To appreciate Donald Trump’s latest indignity, it helps to understand the two types of licensing agreements governing corporate names.
In the first case, a company pays to have its name attached to some product or place. So it is that the baseball park where the Chicago White Sox play is now called Guaranteed Rate Field and will be until 2029. The White Sox get money; Guaranteed Rate gets exposure. Everyone wins (except the fans). In the second, an organization gets paid to lend its name. That was the unusual agreement that Barcelona FC struck with UNICEF, a reversal of the usual soccer sponsorship deal, in which the team paid the charity for the privilege of having its name appear on players’ jerseys.
The Trump Organization, an infernal mirror of UNICEF, has long operated according to the second model. For decades, the Trump name was sold as canned opulence to be slathered on everything from sunglasses to steaks to custom wood flooring.
And, of course, buildings. In New York , the condo board of Trump Place, which once paid Trump $1 to use his name—in big, gold letters—has decided there is significant interest in ditching the moniker (which has already come down from several neighboring properties). The Trump Organization, which manages the building, argued its removal would be a breach of the 2000 licensing agreement.
On Thursday, a judge ruled in the condo board’s favor, arguing that the licensing agreement was of the second variety—not the first. The condo board was paying Trump for the right to use the name, not getting paid for the obligation. Trump Organization lawyers had argued the contract meant the building had to keep the name.
“That simply is not what the document says,” the judge noted. She did add, though, that removing the Trump name would be tantamount to renaming the two-pronged tower and would require two-thirds of its more than 250 owners to sign on.

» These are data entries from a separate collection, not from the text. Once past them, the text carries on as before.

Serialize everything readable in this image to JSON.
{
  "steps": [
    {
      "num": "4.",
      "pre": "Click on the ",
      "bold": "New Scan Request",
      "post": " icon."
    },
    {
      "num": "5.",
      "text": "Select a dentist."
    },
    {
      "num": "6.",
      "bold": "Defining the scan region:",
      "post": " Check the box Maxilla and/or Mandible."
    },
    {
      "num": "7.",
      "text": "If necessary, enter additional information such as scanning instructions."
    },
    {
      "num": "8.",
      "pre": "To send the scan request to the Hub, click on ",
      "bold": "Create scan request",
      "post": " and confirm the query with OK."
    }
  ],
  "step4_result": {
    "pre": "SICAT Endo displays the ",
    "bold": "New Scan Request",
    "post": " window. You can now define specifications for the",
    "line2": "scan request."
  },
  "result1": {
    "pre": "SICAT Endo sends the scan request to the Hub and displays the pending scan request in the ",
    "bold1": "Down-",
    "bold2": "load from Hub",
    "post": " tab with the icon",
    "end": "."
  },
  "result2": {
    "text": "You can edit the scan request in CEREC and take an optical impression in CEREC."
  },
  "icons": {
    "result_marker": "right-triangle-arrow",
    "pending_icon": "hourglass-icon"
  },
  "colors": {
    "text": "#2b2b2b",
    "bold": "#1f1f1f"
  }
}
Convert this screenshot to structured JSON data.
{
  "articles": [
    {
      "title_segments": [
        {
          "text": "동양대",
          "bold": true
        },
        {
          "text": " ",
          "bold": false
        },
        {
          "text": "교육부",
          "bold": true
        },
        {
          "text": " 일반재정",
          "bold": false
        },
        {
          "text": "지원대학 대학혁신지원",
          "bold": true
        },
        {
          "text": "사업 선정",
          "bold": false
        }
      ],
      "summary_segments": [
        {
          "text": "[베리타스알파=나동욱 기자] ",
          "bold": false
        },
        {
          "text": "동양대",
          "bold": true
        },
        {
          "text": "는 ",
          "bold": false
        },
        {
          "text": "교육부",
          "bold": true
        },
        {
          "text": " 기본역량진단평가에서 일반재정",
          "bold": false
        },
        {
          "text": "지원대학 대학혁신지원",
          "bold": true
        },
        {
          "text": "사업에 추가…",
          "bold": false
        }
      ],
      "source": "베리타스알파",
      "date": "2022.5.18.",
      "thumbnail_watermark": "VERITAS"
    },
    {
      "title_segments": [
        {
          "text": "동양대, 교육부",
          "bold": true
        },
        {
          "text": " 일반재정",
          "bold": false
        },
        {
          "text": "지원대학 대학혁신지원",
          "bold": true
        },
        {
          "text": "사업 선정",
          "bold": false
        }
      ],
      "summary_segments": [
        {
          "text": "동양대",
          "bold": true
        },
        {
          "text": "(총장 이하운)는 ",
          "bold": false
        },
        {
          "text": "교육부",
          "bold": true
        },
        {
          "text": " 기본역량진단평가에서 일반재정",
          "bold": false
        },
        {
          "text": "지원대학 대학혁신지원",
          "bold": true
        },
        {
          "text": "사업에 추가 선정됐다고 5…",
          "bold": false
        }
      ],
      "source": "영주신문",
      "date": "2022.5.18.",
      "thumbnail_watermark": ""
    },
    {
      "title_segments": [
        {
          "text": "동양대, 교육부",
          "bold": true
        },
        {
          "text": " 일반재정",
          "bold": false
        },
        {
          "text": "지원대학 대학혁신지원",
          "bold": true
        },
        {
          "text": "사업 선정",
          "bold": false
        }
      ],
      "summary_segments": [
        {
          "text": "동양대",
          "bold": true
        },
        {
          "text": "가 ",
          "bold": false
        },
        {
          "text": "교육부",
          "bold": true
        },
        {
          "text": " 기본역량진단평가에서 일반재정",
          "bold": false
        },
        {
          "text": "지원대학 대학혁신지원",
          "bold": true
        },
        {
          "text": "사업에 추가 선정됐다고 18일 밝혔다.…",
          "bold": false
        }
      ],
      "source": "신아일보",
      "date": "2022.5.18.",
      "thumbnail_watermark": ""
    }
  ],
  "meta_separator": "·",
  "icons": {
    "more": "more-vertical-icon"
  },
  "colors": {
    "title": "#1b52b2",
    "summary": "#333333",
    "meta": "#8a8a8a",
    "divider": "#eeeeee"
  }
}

The ruling appears to set a precedent for other owners who bought into the Trump mystique and would now like to buy out. Trump’s name has already come off hotels in Toronto (by mutual agreement) and Panama City (where a small war has been waged between the Trump Organization and the owners of the yonic seaside palace that bore his name).
Trump’s reputation as a builder was inflated by his company’s extensive licensing agreements, which put the president’s name on projects from Buenos Aires to Istanbul. Today’s ruling marks the moment when the Trump name officially shifted from being firmly in the category of brands that increase value to, at least in some cases, a brand that might have to pay for exposure.
That said, liberal commentators have often been too eager to pronounce the decline of the Trump brand. The reality is, among plutocrats in the developing world, the Trump brand’s aura does not seem diminished by its connection to the current U.S. president. Even in the fortress of America’s liberal intelligentsia that is the Upper West Side, a February 2017 poll of the condo owners in Trump Place found just 63 percent in favor of removing the sign.
According to today’s ruling, they’ll need to hit two-thirds. Any further votes would be heavily scrutinized, Trump Organization lawyer Lawrence Rosen gleefully announced. “Democracy, in this particular condominium … requires a 66 2/3% vote.”